Gideon Levy’s point from a year ago, that Israel Can’t Imprison Two Million Gazans Without Paying a Cruel Price, remains true as ever. The foundational violence of the settler-colonial project, characterised by dispossession and displacement, apartheid, ethnic cleansing, and now, genocide, invariably entrenches violence as political language.
Once you deprive people of any other means of contesting their own oppression and frustrate all their efforts toward self-determination—no matter whether you think armed resistance is justified or not—the kind of violence we saw on October 7 is inevitable.
A year later, words are hard to come by. Almost every week, we have reflected on this catastrophe of world-historical significance, breathlessly supported by every single major international power, for a very simple reason: how could we not?

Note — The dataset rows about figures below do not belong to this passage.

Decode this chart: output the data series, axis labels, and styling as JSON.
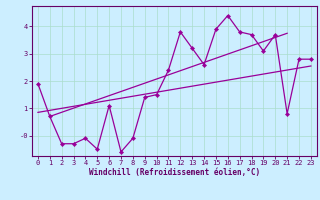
{
  "title": "",
  "xlabel": "Windchill (Refroidissement éolien,°C)",
  "ylabel": "",
  "bg_color": "#cceeff",
  "line_color": "#990099",
  "grid_color": "#aaddcc",
  "axis_color": "#660066",
  "x_data": [
    0,
    1,
    2,
    3,
    4,
    5,
    6,
    7,
    8,
    9,
    10,
    11,
    12,
    13,
    14,
    15,
    16,
    17,
    18,
    19,
    20,
    21,
    22,
    23
  ],
  "y_data": [
    1.9,
    0.7,
    -0.3,
    -0.3,
    -0.1,
    -0.5,
    1.1,
    -0.6,
    -0.1,
    1.4,
    1.5,
    2.4,
    3.8,
    3.2,
    2.6,
    3.9,
    4.4,
    3.8,
    3.7,
    3.1,
    3.7,
    0.8,
    2.8,
    2.8
  ],
  "trend1_x": [
    0,
    23
  ],
  "trend1_y": [
    0.85,
    2.55
  ],
  "trend2_x": [
    1,
    21
  ],
  "trend2_y": [
    0.7,
    3.75
  ],
  "ylim": [
    -0.75,
    4.75
  ],
  "xlim": [
    -0.5,
    23.5
  ],
  "yticks": [
    0,
    1,
    2,
    3,
    4
  ],
  "ytick_labels": [
    "-0",
    "1",
    "2",
    "3",
    "4"
  ],
  "xticks": [
    0,
    1,
    2,
    3,
    4,
    5,
    6,
    7,
    8,
    9,
    10,
    11,
    12,
    13,
    14,
    15,
    16,
    17,
    18,
    19,
    20,
    21,
    22,
    23
  ],
  "marker": "D",
  "markersize": 2.2,
  "linewidth": 0.9
}
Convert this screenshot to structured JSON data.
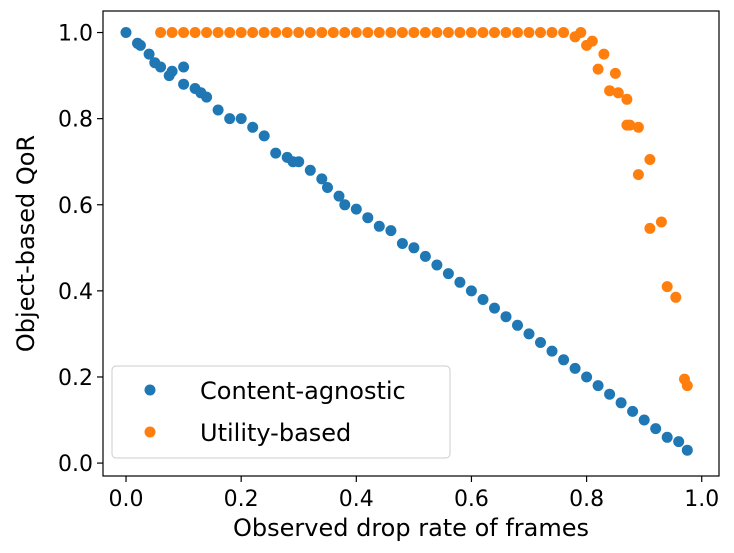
{
  "chart_data": {
    "type": "scatter",
    "xlabel": "Observed drop rate of frames",
    "ylabel": "Object-based QoR",
    "xlim": [
      -0.04,
      1.03
    ],
    "ylim": [
      -0.03,
      1.05
    ],
    "xticks": [
      0.0,
      0.2,
      0.4,
      0.6,
      0.8,
      1.0
    ],
    "xtick_labels": [
      "0.0",
      "0.2",
      "0.4",
      "0.6",
      "0.8",
      "1.0"
    ],
    "yticks": [
      0.0,
      0.2,
      0.4,
      0.6,
      0.8,
      1.0
    ],
    "ytick_labels": [
      "0.0",
      "0.2",
      "0.4",
      "0.6",
      "0.8",
      "1.0"
    ],
    "grid": false,
    "legend_position": "lower-left",
    "series": [
      {
        "name": "Content-agnostic",
        "color": "#1f77b4",
        "x": [
          0.0,
          0.02,
          0.025,
          0.04,
          0.05,
          0.06,
          0.075,
          0.08,
          0.1,
          0.1,
          0.12,
          0.13,
          0.14,
          0.16,
          0.18,
          0.2,
          0.22,
          0.24,
          0.26,
          0.28,
          0.29,
          0.3,
          0.32,
          0.34,
          0.35,
          0.37,
          0.38,
          0.4,
          0.42,
          0.44,
          0.46,
          0.48,
          0.5,
          0.52,
          0.54,
          0.56,
          0.58,
          0.6,
          0.62,
          0.64,
          0.66,
          0.68,
          0.7,
          0.72,
          0.74,
          0.76,
          0.78,
          0.8,
          0.82,
          0.84,
          0.86,
          0.88,
          0.9,
          0.92,
          0.94,
          0.96,
          0.975
        ],
        "y": [
          1.0,
          0.975,
          0.97,
          0.95,
          0.93,
          0.92,
          0.9,
          0.91,
          0.92,
          0.88,
          0.87,
          0.86,
          0.85,
          0.82,
          0.8,
          0.8,
          0.78,
          0.76,
          0.72,
          0.71,
          0.7,
          0.7,
          0.68,
          0.66,
          0.64,
          0.62,
          0.6,
          0.59,
          0.57,
          0.55,
          0.54,
          0.51,
          0.5,
          0.48,
          0.46,
          0.44,
          0.42,
          0.4,
          0.38,
          0.36,
          0.34,
          0.32,
          0.3,
          0.28,
          0.26,
          0.24,
          0.22,
          0.2,
          0.18,
          0.16,
          0.14,
          0.12,
          0.1,
          0.08,
          0.06,
          0.05,
          0.03
        ]
      },
      {
        "name": "Utility-based",
        "color": "#ff7f0e",
        "x": [
          0.06,
          0.08,
          0.1,
          0.12,
          0.14,
          0.16,
          0.18,
          0.2,
          0.22,
          0.24,
          0.26,
          0.28,
          0.3,
          0.32,
          0.34,
          0.36,
          0.38,
          0.4,
          0.42,
          0.44,
          0.46,
          0.48,
          0.5,
          0.52,
          0.54,
          0.56,
          0.58,
          0.6,
          0.62,
          0.64,
          0.66,
          0.68,
          0.7,
          0.72,
          0.74,
          0.76,
          0.78,
          0.79,
          0.8,
          0.81,
          0.82,
          0.83,
          0.84,
          0.85,
          0.855,
          0.87,
          0.87,
          0.875,
          0.89,
          0.89,
          0.91,
          0.91,
          0.93,
          0.94,
          0.955,
          0.97,
          0.975
        ],
        "y": [
          1.0,
          1.0,
          1.0,
          1.0,
          1.0,
          1.0,
          1.0,
          1.0,
          1.0,
          1.0,
          1.0,
          1.0,
          1.0,
          1.0,
          1.0,
          1.0,
          1.0,
          1.0,
          1.0,
          1.0,
          1.0,
          1.0,
          1.0,
          1.0,
          1.0,
          1.0,
          1.0,
          1.0,
          1.0,
          1.0,
          1.0,
          1.0,
          1.0,
          1.0,
          1.0,
          1.0,
          0.99,
          1.0,
          0.97,
          0.98,
          0.915,
          0.95,
          0.865,
          0.905,
          0.86,
          0.845,
          0.785,
          0.785,
          0.67,
          0.78,
          0.545,
          0.705,
          0.56,
          0.41,
          0.385,
          0.195,
          0.18
        ]
      }
    ]
  }
}
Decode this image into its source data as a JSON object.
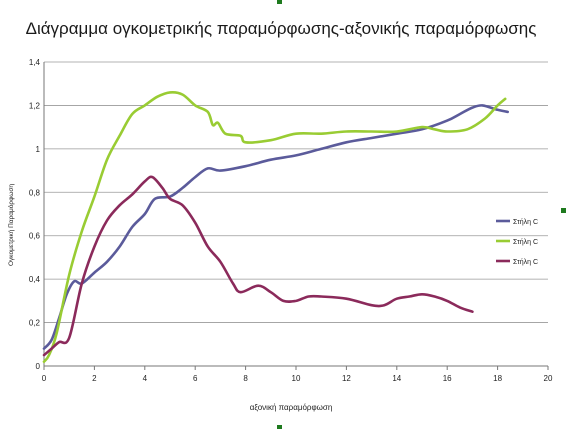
{
  "chart_data": {
    "type": "line",
    "title": "Διάγραμμα ογκομετρικής παραμόρφωσης-αξονικής παραμόρφωσης",
    "xlabel": "αξονική παραμόρφωση",
    "ylabel": "Ογκομετρική Παραμόρφωση",
    "xlim": [
      0,
      20
    ],
    "ylim": [
      0,
      1.4
    ],
    "x_ticks": [
      "0",
      "2",
      "4",
      "6",
      "8",
      "10",
      "12",
      "14",
      "16",
      "18",
      "20"
    ],
    "y_ticks": [
      "0",
      "0,2",
      "0,4",
      "0,6",
      "0,8",
      "1",
      "1,2",
      "1,4"
    ],
    "grid": true,
    "legend_position": "right",
    "series": [
      {
        "name": "Στήλη C",
        "color": "#5b5b9b",
        "points": [
          [
            0,
            0.08
          ],
          [
            0.3,
            0.12
          ],
          [
            0.6,
            0.22
          ],
          [
            0.9,
            0.33
          ],
          [
            1.2,
            0.39
          ],
          [
            1.5,
            0.38
          ],
          [
            2,
            0.43
          ],
          [
            2.5,
            0.48
          ],
          [
            3,
            0.55
          ],
          [
            3.5,
            0.64
          ],
          [
            4,
            0.7
          ],
          [
            4.4,
            0.77
          ],
          [
            5,
            0.78
          ],
          [
            5.5,
            0.82
          ],
          [
            6,
            0.87
          ],
          [
            6.5,
            0.91
          ],
          [
            7,
            0.9
          ],
          [
            8,
            0.92
          ],
          [
            9,
            0.95
          ],
          [
            10,
            0.97
          ],
          [
            11,
            1.0
          ],
          [
            12,
            1.03
          ],
          [
            13,
            1.05
          ],
          [
            14,
            1.07
          ],
          [
            15,
            1.09
          ],
          [
            16,
            1.13
          ],
          [
            16.5,
            1.16
          ],
          [
            17,
            1.19
          ],
          [
            17.4,
            1.2
          ],
          [
            18,
            1.18
          ],
          [
            18.4,
            1.17
          ]
        ]
      },
      {
        "name": "Στήλη C",
        "color": "#99cc33",
        "points": [
          [
            0,
            0.02
          ],
          [
            0.2,
            0.05
          ],
          [
            0.5,
            0.15
          ],
          [
            1,
            0.42
          ],
          [
            1.5,
            0.62
          ],
          [
            2,
            0.78
          ],
          [
            2.5,
            0.95
          ],
          [
            3,
            1.06
          ],
          [
            3.5,
            1.16
          ],
          [
            4,
            1.2
          ],
          [
            4.5,
            1.24
          ],
          [
            5,
            1.26
          ],
          [
            5.5,
            1.25
          ],
          [
            6,
            1.2
          ],
          [
            6.5,
            1.17
          ],
          [
            6.7,
            1.11
          ],
          [
            6.9,
            1.12
          ],
          [
            7.2,
            1.07
          ],
          [
            7.8,
            1.06
          ],
          [
            8,
            1.03
          ],
          [
            9,
            1.04
          ],
          [
            10,
            1.07
          ],
          [
            11,
            1.07
          ],
          [
            12,
            1.08
          ],
          [
            13,
            1.08
          ],
          [
            14,
            1.08
          ],
          [
            15,
            1.1
          ],
          [
            15.5,
            1.09
          ],
          [
            16,
            1.08
          ],
          [
            16.8,
            1.09
          ],
          [
            17.5,
            1.14
          ],
          [
            18,
            1.2
          ],
          [
            18.3,
            1.23
          ]
        ]
      },
      {
        "name": "Στήλη C",
        "color": "#8b2a5b",
        "points": [
          [
            0,
            0.05
          ],
          [
            0.3,
            0.08
          ],
          [
            0.6,
            0.11
          ],
          [
            1,
            0.13
          ],
          [
            1.5,
            0.38
          ],
          [
            2,
            0.55
          ],
          [
            2.5,
            0.67
          ],
          [
            3,
            0.74
          ],
          [
            3.5,
            0.79
          ],
          [
            4,
            0.85
          ],
          [
            4.3,
            0.87
          ],
          [
            4.7,
            0.82
          ],
          [
            5,
            0.77
          ],
          [
            5.5,
            0.74
          ],
          [
            6,
            0.66
          ],
          [
            6.5,
            0.55
          ],
          [
            7,
            0.48
          ],
          [
            7.5,
            0.38
          ],
          [
            7.8,
            0.34
          ],
          [
            8.5,
            0.37
          ],
          [
            9,
            0.34
          ],
          [
            9.5,
            0.3
          ],
          [
            10,
            0.3
          ],
          [
            10.5,
            0.32
          ],
          [
            11,
            0.32
          ],
          [
            12,
            0.31
          ],
          [
            13,
            0.28
          ],
          [
            13.5,
            0.28
          ],
          [
            14,
            0.31
          ],
          [
            14.5,
            0.32
          ],
          [
            15,
            0.33
          ],
          [
            15.5,
            0.32
          ],
          [
            16,
            0.3
          ],
          [
            16.5,
            0.27
          ],
          [
            17,
            0.25
          ]
        ]
      }
    ]
  }
}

How could we turn our gaze away from a situation the mainstream press tells us is “complicated,” when it is transparently not?
Most of us in the Third World see one powerful side—a nuclear, garrison state—and one that is not. We see a side that enjoys political sovereignty and another that does not. We see one side that decides and another that is dependent on the decisions of the other.
Against the profound despair of the moment, the only comforting truth is this: all empires eventually fall. The American Empire, whose political class and military establishment lust for war in the Middle East, fantasise about wiping out Iran, and bankroll Israel’s flattening of Gaza and Lebanon, will fall too. It is a sign of its weakness that it increasingly relies on flat-out deception and bald-faced lies in order to ensure that the world falls in line with this agenda.
One way of interpreting Nelson Mandela’s famous words, “We know too well that our freedom is incomplete without the freedom of the Palestinians,” is to say that a free Palestine implies the end of the American empire. And that is why they are so afraid.